Development and Analysis of a Modified Homotopy Analysis Method for Solving Non-Linear Fractional Order Lane-Emden Type Differential Equations

Abstract

This research presents a novel modification of the Homotopy Analysis Method (HAM) for solving non-linear fractional-order Lane-Emden type differential equations, which play a crucial role in various physical phenomena, particularly in astrophysics and mathematical physics. The proposed method introduces an adaptive convergence control parameter that dynamically adjusts based on the solution behavior, significantly enhancing the method's efficiency and convergence properties. Unlike traditional HAM approaches, our modification incorporates a specialized auxiliary function selection mechanism that better handles the singular nature of Lane-Emden equations while maintaining the flexibility of the fractional derivative definition. The mathematical framework is rigorously developed, and comprehensive convergence analysis is provided to establish the method's theoretical foundations. Through extensive numerical experiments on various test problems, we demonstrate that the modified method achieves superior accuracy compared to conventional techniques, including the standard HAM and Adomian decomposition method.

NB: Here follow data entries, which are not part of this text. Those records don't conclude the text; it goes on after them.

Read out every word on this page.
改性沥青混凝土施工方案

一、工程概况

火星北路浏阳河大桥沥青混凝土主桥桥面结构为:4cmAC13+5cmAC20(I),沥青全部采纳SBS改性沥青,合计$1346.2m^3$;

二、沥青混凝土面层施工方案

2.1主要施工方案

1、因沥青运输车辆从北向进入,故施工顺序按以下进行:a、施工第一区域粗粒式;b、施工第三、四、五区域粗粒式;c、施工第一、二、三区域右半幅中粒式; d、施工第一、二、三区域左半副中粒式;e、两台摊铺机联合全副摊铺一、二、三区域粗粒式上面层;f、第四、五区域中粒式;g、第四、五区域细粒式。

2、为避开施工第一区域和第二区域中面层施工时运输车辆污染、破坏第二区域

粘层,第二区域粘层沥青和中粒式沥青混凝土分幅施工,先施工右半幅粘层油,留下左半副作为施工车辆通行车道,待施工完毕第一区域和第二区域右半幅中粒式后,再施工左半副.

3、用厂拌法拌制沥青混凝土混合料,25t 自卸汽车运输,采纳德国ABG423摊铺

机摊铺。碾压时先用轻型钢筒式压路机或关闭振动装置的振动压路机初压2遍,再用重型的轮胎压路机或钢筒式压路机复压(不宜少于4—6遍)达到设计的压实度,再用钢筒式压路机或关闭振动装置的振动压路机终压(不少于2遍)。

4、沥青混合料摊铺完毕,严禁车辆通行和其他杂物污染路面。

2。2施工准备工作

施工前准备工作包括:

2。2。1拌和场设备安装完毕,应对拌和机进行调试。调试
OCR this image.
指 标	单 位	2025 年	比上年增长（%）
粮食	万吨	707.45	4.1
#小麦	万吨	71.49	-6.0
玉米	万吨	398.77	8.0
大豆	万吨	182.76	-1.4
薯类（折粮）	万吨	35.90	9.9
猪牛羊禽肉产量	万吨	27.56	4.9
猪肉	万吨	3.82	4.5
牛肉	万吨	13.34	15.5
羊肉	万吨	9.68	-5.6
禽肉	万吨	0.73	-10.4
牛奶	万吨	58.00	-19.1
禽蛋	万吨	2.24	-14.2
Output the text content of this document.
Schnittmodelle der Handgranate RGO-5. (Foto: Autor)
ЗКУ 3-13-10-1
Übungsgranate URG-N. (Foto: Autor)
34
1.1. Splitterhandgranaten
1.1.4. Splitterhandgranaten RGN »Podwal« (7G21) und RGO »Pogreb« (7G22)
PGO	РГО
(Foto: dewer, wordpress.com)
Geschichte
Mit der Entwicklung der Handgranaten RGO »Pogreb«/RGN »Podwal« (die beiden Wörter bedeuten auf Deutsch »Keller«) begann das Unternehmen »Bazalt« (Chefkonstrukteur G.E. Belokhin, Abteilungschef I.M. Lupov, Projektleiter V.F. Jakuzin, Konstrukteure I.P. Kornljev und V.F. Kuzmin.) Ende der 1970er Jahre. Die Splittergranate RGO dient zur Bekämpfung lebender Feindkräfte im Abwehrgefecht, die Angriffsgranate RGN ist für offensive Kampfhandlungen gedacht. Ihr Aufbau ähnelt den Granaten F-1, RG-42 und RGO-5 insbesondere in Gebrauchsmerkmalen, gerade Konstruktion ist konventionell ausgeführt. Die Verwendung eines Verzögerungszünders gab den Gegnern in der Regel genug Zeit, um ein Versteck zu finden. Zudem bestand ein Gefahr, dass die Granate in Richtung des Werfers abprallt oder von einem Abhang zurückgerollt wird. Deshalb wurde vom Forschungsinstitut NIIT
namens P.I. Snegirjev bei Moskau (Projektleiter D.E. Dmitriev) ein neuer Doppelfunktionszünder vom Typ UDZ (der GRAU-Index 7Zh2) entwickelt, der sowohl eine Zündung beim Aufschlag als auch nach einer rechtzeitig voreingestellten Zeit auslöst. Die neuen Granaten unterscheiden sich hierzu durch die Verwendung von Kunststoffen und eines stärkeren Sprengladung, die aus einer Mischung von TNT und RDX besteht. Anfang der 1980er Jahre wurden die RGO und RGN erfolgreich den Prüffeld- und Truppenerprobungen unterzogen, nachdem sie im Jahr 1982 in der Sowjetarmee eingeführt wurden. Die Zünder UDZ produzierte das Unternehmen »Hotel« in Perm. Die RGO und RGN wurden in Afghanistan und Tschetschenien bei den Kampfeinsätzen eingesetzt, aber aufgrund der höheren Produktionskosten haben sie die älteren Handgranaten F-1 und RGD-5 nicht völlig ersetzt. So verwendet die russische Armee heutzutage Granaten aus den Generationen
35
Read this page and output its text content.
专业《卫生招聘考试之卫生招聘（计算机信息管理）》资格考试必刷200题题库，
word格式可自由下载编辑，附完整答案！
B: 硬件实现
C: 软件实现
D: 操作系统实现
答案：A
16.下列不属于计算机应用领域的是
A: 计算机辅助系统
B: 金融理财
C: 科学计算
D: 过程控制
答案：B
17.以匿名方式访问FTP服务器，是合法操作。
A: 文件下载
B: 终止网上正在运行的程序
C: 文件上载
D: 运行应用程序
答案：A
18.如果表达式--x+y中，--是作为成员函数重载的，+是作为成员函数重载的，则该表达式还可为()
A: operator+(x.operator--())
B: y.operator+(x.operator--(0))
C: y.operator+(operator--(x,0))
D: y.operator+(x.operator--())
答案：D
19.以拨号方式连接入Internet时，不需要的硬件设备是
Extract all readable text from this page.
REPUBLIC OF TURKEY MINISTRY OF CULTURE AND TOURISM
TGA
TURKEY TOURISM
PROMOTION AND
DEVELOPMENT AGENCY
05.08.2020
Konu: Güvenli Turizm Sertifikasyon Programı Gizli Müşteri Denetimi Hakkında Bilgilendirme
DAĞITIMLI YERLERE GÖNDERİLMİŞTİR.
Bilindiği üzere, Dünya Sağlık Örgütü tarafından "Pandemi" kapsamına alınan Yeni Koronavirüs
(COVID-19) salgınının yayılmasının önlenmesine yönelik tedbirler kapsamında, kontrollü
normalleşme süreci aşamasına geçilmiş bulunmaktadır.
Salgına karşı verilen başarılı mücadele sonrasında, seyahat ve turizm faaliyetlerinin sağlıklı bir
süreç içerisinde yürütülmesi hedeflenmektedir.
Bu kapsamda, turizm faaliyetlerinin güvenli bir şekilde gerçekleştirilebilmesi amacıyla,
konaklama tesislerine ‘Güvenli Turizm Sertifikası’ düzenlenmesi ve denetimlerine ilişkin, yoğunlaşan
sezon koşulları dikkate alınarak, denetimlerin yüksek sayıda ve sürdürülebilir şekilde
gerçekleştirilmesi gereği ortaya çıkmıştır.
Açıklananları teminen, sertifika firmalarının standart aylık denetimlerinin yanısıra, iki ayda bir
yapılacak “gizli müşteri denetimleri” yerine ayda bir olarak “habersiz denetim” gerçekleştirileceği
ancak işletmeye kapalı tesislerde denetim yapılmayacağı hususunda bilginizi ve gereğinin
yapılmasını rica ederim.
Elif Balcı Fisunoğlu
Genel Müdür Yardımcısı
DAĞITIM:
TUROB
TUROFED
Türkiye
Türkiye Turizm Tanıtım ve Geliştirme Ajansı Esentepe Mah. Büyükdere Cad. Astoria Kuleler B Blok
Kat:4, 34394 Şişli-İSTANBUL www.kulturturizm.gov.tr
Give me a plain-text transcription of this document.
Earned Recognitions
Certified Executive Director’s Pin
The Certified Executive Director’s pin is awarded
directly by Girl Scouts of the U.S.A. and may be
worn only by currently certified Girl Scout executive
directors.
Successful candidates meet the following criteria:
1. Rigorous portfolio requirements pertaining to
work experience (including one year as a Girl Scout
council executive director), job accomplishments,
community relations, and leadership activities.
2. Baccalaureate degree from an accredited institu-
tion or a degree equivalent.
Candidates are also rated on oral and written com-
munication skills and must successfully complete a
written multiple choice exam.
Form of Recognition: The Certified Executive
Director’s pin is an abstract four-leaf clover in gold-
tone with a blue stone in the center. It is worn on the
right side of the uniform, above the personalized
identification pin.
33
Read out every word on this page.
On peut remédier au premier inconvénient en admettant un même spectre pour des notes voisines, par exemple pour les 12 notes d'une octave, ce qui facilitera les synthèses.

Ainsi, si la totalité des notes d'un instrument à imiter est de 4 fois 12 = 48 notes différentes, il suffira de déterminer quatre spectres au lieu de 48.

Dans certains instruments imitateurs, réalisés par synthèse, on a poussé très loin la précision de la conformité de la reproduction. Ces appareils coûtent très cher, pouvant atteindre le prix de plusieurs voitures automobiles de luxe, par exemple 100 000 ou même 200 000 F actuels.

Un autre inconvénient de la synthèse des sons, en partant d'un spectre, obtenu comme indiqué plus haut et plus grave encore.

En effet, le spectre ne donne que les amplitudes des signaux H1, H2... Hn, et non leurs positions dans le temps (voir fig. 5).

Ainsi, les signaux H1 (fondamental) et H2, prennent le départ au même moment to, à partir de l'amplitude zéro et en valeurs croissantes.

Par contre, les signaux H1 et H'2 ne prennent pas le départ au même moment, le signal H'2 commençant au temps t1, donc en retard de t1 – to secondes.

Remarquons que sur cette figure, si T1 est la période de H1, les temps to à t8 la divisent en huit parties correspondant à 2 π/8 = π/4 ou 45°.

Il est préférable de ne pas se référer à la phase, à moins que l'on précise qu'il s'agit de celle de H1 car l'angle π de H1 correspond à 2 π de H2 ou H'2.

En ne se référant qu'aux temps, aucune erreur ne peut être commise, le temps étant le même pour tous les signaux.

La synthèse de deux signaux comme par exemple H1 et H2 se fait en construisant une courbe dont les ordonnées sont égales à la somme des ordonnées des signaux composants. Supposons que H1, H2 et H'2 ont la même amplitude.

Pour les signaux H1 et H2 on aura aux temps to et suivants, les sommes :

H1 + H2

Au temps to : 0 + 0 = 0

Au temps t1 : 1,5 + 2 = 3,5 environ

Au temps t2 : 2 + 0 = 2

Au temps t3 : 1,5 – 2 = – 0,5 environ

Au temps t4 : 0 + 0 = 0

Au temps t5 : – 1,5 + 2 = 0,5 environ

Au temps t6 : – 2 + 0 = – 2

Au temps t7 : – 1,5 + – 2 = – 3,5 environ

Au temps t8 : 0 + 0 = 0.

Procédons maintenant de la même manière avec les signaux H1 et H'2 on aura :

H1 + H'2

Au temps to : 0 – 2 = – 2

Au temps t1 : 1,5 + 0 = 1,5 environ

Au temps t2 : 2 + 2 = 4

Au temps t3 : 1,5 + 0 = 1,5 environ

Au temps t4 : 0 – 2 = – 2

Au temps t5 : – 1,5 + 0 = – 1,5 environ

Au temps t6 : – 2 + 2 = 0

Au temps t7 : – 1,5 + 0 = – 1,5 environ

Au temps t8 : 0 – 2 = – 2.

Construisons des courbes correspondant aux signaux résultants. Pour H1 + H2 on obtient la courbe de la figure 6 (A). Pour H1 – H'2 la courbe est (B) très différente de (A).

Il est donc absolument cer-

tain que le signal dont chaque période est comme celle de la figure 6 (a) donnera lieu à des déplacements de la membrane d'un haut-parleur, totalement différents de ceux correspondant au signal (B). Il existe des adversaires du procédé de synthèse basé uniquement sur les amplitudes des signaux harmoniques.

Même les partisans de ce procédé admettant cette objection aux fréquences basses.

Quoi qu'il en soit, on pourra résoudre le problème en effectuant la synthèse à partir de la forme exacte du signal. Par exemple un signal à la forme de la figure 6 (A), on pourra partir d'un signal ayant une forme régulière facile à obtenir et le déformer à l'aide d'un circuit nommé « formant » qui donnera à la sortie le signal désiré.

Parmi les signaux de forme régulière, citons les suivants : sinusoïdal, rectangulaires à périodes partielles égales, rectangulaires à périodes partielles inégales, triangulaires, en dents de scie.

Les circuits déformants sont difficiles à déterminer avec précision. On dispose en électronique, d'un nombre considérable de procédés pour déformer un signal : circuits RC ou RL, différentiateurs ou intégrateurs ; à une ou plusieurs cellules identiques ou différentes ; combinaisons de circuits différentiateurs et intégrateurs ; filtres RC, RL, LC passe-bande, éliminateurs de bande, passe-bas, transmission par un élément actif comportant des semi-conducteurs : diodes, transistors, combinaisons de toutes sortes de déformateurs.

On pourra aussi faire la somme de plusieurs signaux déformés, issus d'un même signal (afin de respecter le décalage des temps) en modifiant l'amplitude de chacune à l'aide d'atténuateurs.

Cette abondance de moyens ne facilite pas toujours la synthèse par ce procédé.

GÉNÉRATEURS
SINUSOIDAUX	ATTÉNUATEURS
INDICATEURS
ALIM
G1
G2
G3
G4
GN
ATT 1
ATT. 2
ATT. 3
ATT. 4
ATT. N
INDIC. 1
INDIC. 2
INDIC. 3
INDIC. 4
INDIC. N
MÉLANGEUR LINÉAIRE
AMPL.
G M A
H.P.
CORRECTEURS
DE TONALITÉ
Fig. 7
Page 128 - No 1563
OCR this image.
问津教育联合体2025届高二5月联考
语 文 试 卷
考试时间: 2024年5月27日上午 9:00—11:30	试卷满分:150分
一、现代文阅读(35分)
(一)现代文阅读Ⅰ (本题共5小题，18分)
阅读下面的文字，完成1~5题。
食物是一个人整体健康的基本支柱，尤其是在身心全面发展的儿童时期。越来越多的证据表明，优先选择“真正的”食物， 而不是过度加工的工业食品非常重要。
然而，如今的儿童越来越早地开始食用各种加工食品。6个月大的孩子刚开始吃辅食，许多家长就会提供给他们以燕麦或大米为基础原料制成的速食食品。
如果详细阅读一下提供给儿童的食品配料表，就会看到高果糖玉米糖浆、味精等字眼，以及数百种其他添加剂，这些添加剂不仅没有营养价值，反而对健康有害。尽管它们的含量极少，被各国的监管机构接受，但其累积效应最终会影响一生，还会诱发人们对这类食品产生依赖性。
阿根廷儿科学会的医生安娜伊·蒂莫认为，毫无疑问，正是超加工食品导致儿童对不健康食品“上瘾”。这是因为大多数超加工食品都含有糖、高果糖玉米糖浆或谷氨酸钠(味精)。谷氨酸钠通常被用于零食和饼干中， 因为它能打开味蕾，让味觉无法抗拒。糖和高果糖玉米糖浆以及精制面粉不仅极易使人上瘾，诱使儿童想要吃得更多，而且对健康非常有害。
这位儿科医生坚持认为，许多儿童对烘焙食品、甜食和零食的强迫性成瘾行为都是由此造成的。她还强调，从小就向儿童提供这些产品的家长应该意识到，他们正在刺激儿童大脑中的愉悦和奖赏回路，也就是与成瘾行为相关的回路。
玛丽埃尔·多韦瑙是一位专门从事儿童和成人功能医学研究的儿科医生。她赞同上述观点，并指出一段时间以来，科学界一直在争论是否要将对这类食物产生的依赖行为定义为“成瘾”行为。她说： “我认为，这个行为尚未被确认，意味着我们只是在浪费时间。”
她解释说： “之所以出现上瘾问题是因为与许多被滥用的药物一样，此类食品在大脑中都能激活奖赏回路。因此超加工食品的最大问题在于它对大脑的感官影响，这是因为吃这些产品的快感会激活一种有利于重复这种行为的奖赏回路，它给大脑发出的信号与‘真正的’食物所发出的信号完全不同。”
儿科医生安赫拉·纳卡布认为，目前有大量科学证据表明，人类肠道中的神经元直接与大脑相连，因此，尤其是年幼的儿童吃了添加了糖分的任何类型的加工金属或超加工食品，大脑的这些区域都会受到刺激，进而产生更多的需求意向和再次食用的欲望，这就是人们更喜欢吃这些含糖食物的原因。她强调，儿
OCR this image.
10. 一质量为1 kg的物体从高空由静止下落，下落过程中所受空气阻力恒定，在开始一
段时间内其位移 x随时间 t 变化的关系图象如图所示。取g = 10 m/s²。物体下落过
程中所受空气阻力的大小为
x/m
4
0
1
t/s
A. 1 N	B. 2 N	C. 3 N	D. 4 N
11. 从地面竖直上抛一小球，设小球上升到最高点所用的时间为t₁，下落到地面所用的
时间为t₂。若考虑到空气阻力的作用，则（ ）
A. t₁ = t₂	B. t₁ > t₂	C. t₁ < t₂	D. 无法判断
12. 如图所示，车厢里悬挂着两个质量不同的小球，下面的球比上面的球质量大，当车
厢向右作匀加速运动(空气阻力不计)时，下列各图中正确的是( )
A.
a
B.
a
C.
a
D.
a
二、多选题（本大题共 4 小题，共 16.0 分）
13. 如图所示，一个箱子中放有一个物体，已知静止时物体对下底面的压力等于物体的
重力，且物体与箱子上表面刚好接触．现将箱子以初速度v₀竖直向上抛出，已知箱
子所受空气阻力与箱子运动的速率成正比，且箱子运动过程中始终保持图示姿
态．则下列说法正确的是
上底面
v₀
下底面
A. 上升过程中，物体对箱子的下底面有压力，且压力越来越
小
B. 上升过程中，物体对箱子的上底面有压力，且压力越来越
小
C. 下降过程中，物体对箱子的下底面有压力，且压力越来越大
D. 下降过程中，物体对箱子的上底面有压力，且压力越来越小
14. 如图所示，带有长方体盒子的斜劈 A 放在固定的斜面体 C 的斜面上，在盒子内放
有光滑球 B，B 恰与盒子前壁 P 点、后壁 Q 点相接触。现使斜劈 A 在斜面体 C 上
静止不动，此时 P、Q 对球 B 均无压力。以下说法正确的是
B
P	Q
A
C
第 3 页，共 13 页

Error analysis reveals that our approach reduces computational complexity while maintaining stability across different fractional orders. The results indicate particular effectiveness in handling strongly non-linear cases and singular behaviors characteristic of astrophysical applications. This development represents a significant advancement in the numerical treatment of fractional-order differential equations, offering improved reliability for practical applications in physics and engineering.